To achieve confidentiality of data, and privacy in our personal communications, it is critical that we start off by developing the correct fundamental approaches within our devices.
Firstly we need to ensure that we develop architectures for our devices that enable each one to be uniquely addressed through the use of robust asymmetric identifiers. While it is sufficient for a device to have an IPv6 identifier in public, the true identity of the device must hinge on a private key, which has been created with sufficient entropy to be truly unique and mathematically unchallengeable. Too often today devices give up their keys too easily enabling simple attacks to gain leverage within the system.
Beyond the identify of the device it is critical for the industry to move to easy to use authentication mechanisms to enable devices to securely integrate into systems, with either trusted relationships being forged or zero-trust relationships providing a mechanism to verify and validate, but not trust, the other party.
Authentication enables a device to interact with a system, however authorisation is also critical to define both how devices can interoperate, and which users and applications have the correct permission to monitor and interact with the system.
Of course identity, authorisation and authorisation should make use of asymmetric encryption, however the industry has again been limited by the performance of microcontrollers. Nevertheless innovation in this space, led by process shrinkage and new architectures are enabling the delivery of new devices that enable simple implementation of critical capabilities, including speeding up cryptographic functions, wrapping of keys, and the provisioning of short term symmetric sessions and key agility to defeat sustained attacks.

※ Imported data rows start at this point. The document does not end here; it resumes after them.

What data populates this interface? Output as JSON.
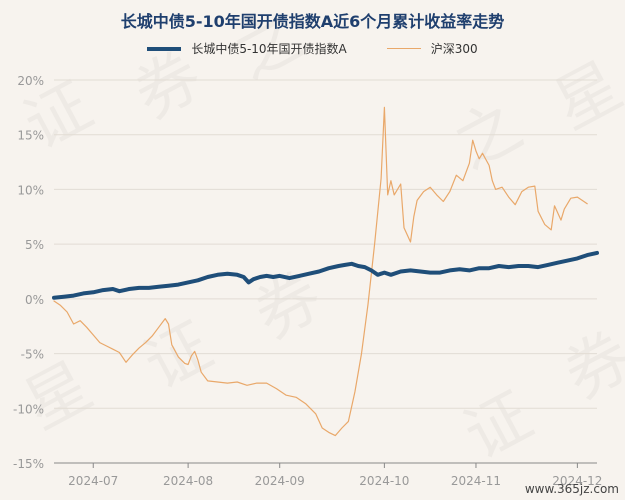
{
  "chart_data": {
    "type": "line",
    "title": "长城中债5-10年国开债指数A近6个月累计收益率走势",
    "xlabel": "",
    "ylabel": "",
    "ylim": [
      -15,
      20
    ],
    "yticks": [
      20,
      15,
      10,
      5,
      0,
      -5,
      -10,
      -15
    ],
    "ytick_labels": [
      "20%",
      "15%",
      "10%",
      "5%",
      "0%",
      "-5%",
      "-10%",
      "-15%"
    ],
    "xtick_labels": [
      "2024-07",
      "2024-08",
      "2024-09",
      "2024-10",
      "2024-11",
      "2024-12"
    ],
    "xtick_positions": [
      12,
      41,
      69,
      101,
      129,
      160
    ],
    "x_range": [
      0,
      166
    ],
    "grid": "horizontal",
    "legend_position": "top-center",
    "series": [
      {
        "name": "长城中债5-10年国开债指数A",
        "color": "#1f4e79",
        "points": [
          [
            0,
            0.1
          ],
          [
            3,
            0.2
          ],
          [
            6,
            0.3
          ],
          [
            9,
            0.5
          ],
          [
            12,
            0.6
          ],
          [
            15,
            0.8
          ],
          [
            18,
            0.9
          ],
          [
            20,
            0.7
          ],
          [
            23,
            0.9
          ],
          [
            26,
            1.0
          ],
          [
            29,
            1.0
          ],
          [
            32,
            1.1
          ],
          [
            35,
            1.2
          ],
          [
            38,
            1.3
          ],
          [
            41,
            1.5
          ],
          [
            44,
            1.7
          ],
          [
            47,
            2.0
          ],
          [
            50,
            2.2
          ],
          [
            53,
            2.3
          ],
          [
            56,
            2.2
          ],
          [
            58,
            2.0
          ],
          [
            59.5,
            1.5
          ],
          [
            61,
            1.8
          ],
          [
            63,
            2.0
          ],
          [
            65,
            2.1
          ],
          [
            67,
            2.0
          ],
          [
            69,
            2.1
          ],
          [
            72,
            1.9
          ],
          [
            75,
            2.1
          ],
          [
            78,
            2.3
          ],
          [
            81,
            2.5
          ],
          [
            84,
            2.8
          ],
          [
            87,
            3.0
          ],
          [
            89,
            3.1
          ],
          [
            91,
            3.2
          ],
          [
            93,
            3.0
          ],
          [
            95,
            2.9
          ],
          [
            97,
            2.6
          ],
          [
            99,
            2.2
          ],
          [
            101,
            2.4
          ],
          [
            103,
            2.2
          ],
          [
            106,
            2.5
          ],
          [
            109,
            2.6
          ],
          [
            112,
            2.5
          ],
          [
            115,
            2.4
          ],
          [
            118,
            2.4
          ],
          [
            121,
            2.6
          ],
          [
            124,
            2.7
          ],
          [
            127,
            2.6
          ],
          [
            130,
            2.8
          ],
          [
            133,
            2.8
          ],
          [
            136,
            3.0
          ],
          [
            139,
            2.9
          ],
          [
            142,
            3.0
          ],
          [
            145,
            3.0
          ],
          [
            148,
            2.9
          ],
          [
            151,
            3.1
          ],
          [
            154,
            3.3
          ],
          [
            157,
            3.5
          ],
          [
            160,
            3.7
          ],
          [
            163,
            4.0
          ],
          [
            166,
            4.2
          ]
        ]
      },
      {
        "name": "沪深300",
        "color": "#e9a86a",
        "points": [
          [
            0,
            -0.2
          ],
          [
            2,
            -0.6
          ],
          [
            4,
            -1.2
          ],
          [
            6,
            -2.3
          ],
          [
            8,
            -2.0
          ],
          [
            10,
            -2.6
          ],
          [
            12,
            -3.3
          ],
          [
            14,
            -4.0
          ],
          [
            16,
            -4.3
          ],
          [
            18,
            -4.6
          ],
          [
            20,
            -4.9
          ],
          [
            22,
            -5.8
          ],
          [
            24,
            -5.1
          ],
          [
            26,
            -4.5
          ],
          [
            28,
            -4.0
          ],
          [
            30,
            -3.4
          ],
          [
            32,
            -2.6
          ],
          [
            34,
            -1.8
          ],
          [
            35,
            -2.3
          ],
          [
            36,
            -4.2
          ],
          [
            38,
            -5.3
          ],
          [
            40,
            -5.9
          ],
          [
            41,
            -6.0
          ],
          [
            42,
            -5.2
          ],
          [
            43,
            -4.8
          ],
          [
            44,
            -5.6
          ],
          [
            45,
            -6.7
          ],
          [
            47,
            -7.5
          ],
          [
            50,
            -7.6
          ],
          [
            53,
            -7.7
          ],
          [
            56,
            -7.6
          ],
          [
            59,
            -7.9
          ],
          [
            62,
            -7.7
          ],
          [
            65,
            -7.7
          ],
          [
            68,
            -8.2
          ],
          [
            71,
            -8.8
          ],
          [
            74,
            -9.0
          ],
          [
            77,
            -9.6
          ],
          [
            80,
            -10.5
          ],
          [
            82,
            -11.8
          ],
          [
            84,
            -12.2
          ],
          [
            86,
            -12.5
          ],
          [
            88,
            -11.8
          ],
          [
            90,
            -11.2
          ],
          [
            92,
            -8.5
          ],
          [
            94,
            -5.0
          ],
          [
            96,
            -0.5
          ],
          [
            98,
            5.0
          ],
          [
            100,
            11.0
          ],
          [
            101,
            17.5
          ],
          [
            102,
            9.5
          ],
          [
            103,
            10.8
          ],
          [
            104,
            9.5
          ],
          [
            106,
            10.5
          ],
          [
            107,
            6.5
          ],
          [
            109,
            5.2
          ],
          [
            110,
            7.5
          ],
          [
            111,
            9.0
          ],
          [
            113,
            9.8
          ],
          [
            115,
            10.2
          ],
          [
            117,
            9.5
          ],
          [
            119,
            8.9
          ],
          [
            121,
            9.8
          ],
          [
            123,
            11.3
          ],
          [
            125,
            10.8
          ],
          [
            127,
            12.4
          ],
          [
            128,
            14.5
          ],
          [
            129,
            13.5
          ],
          [
            130,
            12.8
          ],
          [
            131,
            13.3
          ],
          [
            133,
            12.2
          ],
          [
            134,
            10.8
          ],
          [
            135,
            10.0
          ],
          [
            137,
            10.2
          ],
          [
            139,
            9.3
          ],
          [
            141,
            8.6
          ],
          [
            143,
            9.8
          ],
          [
            145,
            10.2
          ],
          [
            147,
            10.3
          ],
          [
            148,
            8.0
          ],
          [
            150,
            6.8
          ],
          [
            152,
            6.3
          ],
          [
            153,
            8.5
          ],
          [
            155,
            7.2
          ],
          [
            156,
            8.2
          ],
          [
            158,
            9.2
          ],
          [
            160,
            9.3
          ],
          [
            162,
            8.9
          ],
          [
            163,
            8.7
          ]
        ]
      }
    ]
  },
  "watermark": {
    "text": "www.365jz.com",
    "chars": [
      "证",
      "券",
      "之",
      "星"
    ]
  }
}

While confidentiality of data is important the reality of many systems is that devices will still become compromised, and utility “trash-in, trash-out” is a truism of cryptography – if the data emanating from the device is incorrect then encryption of the data will not help. Thus it is critical to ensure that devices remain secure throughout their lifecycles.

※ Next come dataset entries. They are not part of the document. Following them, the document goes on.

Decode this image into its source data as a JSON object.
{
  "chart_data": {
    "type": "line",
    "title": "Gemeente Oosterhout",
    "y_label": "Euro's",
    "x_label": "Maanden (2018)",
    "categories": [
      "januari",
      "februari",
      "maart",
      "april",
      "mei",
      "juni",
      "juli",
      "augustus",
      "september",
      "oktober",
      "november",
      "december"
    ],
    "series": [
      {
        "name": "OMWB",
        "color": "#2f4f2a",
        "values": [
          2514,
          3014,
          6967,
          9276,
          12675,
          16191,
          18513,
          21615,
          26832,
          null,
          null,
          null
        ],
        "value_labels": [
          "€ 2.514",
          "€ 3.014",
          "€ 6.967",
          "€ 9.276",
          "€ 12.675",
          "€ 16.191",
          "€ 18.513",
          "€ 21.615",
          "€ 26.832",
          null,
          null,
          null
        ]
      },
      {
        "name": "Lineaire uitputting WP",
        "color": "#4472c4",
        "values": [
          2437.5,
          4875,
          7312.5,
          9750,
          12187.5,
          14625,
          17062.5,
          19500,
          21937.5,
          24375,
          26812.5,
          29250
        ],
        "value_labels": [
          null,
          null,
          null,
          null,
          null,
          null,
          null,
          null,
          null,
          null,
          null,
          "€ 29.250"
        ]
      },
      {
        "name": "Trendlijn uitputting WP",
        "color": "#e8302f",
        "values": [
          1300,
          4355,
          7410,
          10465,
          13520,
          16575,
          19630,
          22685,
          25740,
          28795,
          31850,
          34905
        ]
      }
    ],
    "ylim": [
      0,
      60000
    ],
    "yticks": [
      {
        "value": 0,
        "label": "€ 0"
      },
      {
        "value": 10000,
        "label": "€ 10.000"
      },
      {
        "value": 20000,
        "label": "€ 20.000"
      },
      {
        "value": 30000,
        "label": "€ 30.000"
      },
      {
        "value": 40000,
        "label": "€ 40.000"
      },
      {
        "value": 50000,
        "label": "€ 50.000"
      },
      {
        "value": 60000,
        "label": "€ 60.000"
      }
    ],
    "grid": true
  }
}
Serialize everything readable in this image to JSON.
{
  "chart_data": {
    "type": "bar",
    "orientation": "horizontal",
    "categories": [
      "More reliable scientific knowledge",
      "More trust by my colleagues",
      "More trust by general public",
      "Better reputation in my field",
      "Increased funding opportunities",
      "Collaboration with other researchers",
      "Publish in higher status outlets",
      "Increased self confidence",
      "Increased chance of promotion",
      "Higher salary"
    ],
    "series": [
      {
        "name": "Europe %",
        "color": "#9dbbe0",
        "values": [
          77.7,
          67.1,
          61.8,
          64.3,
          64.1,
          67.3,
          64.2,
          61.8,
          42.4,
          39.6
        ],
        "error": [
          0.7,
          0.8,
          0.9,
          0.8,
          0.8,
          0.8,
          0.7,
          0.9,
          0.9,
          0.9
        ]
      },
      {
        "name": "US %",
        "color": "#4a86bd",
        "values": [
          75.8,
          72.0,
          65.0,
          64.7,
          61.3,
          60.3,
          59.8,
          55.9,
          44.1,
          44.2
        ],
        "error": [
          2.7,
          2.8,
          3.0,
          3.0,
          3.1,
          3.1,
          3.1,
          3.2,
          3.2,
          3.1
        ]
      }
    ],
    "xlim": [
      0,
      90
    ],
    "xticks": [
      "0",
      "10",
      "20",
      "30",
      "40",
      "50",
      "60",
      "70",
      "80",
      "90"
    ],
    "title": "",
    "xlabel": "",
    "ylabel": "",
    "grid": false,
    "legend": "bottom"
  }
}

To ensure integrity we have to think of trust across the life cycle of the device, how we create trust within the device, how we manage it across its lifetime, and ultimately how we destroy trust once we have finished with the device.
As with the secure manufacturing mentioned earlier it is critical that a device is secured from birth with a robust secure kernel combining secure boot mechanism that is inviolate with a robust key generation and management architecture. Only by absolutely guaranteeing the start-up criteria can we then make the attestations and measurements required to ensure we know the device is operating correctly and is uncompromised.
Once a device has been correctly instantiated we can then periodically HASH the device memory to provide levels of confidence that the device is operating within tolerance.
Unfortunately things change. We are all human, and as such errata are a real world component of every system we create.
The IoT is no different from this, and as such we should always design IoT devices in such a way as to enable remote updates of software, to ensure the next Heartbleed bug doesn’t require us to throw away devices or leave applications at risk of compromise within our homes and industry.
The challenge with remote updates is that these mechanisms instantly become the honeypot for aggressive attacks, as these enable the injection of new code into devices. Again these issues are well known in many industries and we have to leverage this knowledge across to ensure that all updates are aggressively protected using cryptographic identifiers linked to the specific keys, signatures or certificates within the devices.
The fundamentals of security for the IoT are not new, however we must be far more aggressive in applying the best practices developed in the automotive, industrial, and mobile applications to the nascent IoT domain. The IoT Security Foundation, in partnership with many leading companies is leading the charge in supporting best practice and creating a Secure Internet of Things.